Вика замерла в непроглядной темноте, не снимая судорожно сжатых пальцев с рычага, закрывшего дверь. Поверхность была чуть тёплой и приятной на ощупь, чуть шероховатой, как старая кожа. Страх или благоразумие, или даже любопытство – что-то перебороло первую безотчетную мысль бежать вперед, вниз, по уводящим в неизвестность ступенькам, только подальше отсюда, где её застали на месте преступления. Эта мысль ушла – и оказалась единственной: после неё в голове стало удивительно, ошеломляюще пусто. Слева смутно слышались шаги. Вика подумала и шагнула в ту сторону, в обход комнаты. Метра через четыре ход упёрся в стену, из-за которой гудели голоса: один громкий, одышливый – незнакомый, другой, потише – Ликта. Не подслушивать в подобных обстоятельствах было бы не тактичностью, а просто глупостью, решила Вика и со всей возможной осторожностью приникла ухом к камню.

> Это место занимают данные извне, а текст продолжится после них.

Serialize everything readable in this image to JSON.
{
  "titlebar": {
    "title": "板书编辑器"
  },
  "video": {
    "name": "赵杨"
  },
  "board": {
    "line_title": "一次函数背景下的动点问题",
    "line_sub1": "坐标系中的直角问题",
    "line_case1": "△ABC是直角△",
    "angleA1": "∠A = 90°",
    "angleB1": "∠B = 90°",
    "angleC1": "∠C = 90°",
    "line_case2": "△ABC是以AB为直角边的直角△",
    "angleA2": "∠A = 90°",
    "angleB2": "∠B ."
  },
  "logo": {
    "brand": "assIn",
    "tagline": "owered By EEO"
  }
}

– … что играете в кости на посту – все оба отправитесь денники чистить! – внушительно и импульсивно вещал незнакомый голос. – А ну, живо встали, как положено! Ты куда в меня копьём тычешь? Ты в потолок тычь, а не в меня! Вот так и стойте! А ты сюда иди! – рявкнул он, поборол кашель и продолжил. – С тобой про эту… неё поговорить велено.

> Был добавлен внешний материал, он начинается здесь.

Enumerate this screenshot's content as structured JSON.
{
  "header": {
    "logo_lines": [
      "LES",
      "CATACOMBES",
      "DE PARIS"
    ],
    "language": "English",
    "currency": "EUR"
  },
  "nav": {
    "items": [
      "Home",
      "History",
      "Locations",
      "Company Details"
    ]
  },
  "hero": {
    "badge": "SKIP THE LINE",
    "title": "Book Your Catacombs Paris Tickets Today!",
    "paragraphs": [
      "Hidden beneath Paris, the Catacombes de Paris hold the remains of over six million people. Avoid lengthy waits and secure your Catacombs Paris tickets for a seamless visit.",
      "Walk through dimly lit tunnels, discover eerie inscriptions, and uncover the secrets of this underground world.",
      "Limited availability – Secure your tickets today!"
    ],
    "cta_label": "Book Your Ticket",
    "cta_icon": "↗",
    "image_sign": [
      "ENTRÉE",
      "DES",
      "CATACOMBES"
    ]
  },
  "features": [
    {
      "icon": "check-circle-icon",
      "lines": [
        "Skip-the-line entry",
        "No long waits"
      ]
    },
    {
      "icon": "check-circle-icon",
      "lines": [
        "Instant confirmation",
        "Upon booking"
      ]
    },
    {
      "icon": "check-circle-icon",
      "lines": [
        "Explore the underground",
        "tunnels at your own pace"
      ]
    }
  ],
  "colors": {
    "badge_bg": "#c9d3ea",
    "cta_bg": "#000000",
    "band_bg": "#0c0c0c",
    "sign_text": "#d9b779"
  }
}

Вика передвинула руку рядом со щекой, совсем забыв о зажатом медальоне, – серебро мерзко скрипнуло о камень. Девушка передёрнулась: и от звука, и от мысли, что услышат, – и отшатнулась от стены так, что едва не протаранила противоположную. Постояла, стискивая безделушку и прижимая ей выпрыгивающее из нагрудного кармана сердце. Было тихо. Вика вдохнула, выдохнула, снова прижалась ухом к холодной шершавости стены.

– …будет проще войти в доверие, чем кому другому, – продолжал всё тот же голос. – Напирай на чувство своей благодарности за спасенную жизнь. От тебя требуется следить за ней и докладывать обо всем подозрительном. Что здесь не ясно?

– Все яс… – начал Ликт, но «инструктор» прервал его:

– Ма-алчать! Кто тебе позволял открывать рот? Кто, я тебя спрашиваю?! Маалчать! Я тебе, дураку, кому говорю: от тебя требуется молчать, когда разговариваешь с благородными! Молчи и слушай! Да… О чем я говорил?..

– Докладывать о подозрительном.

– А? А, да, конечно. Я и сам знаю! Ты что это, учить меня вздумал?!

– Что ты, господин. Тебя учить ни к чему.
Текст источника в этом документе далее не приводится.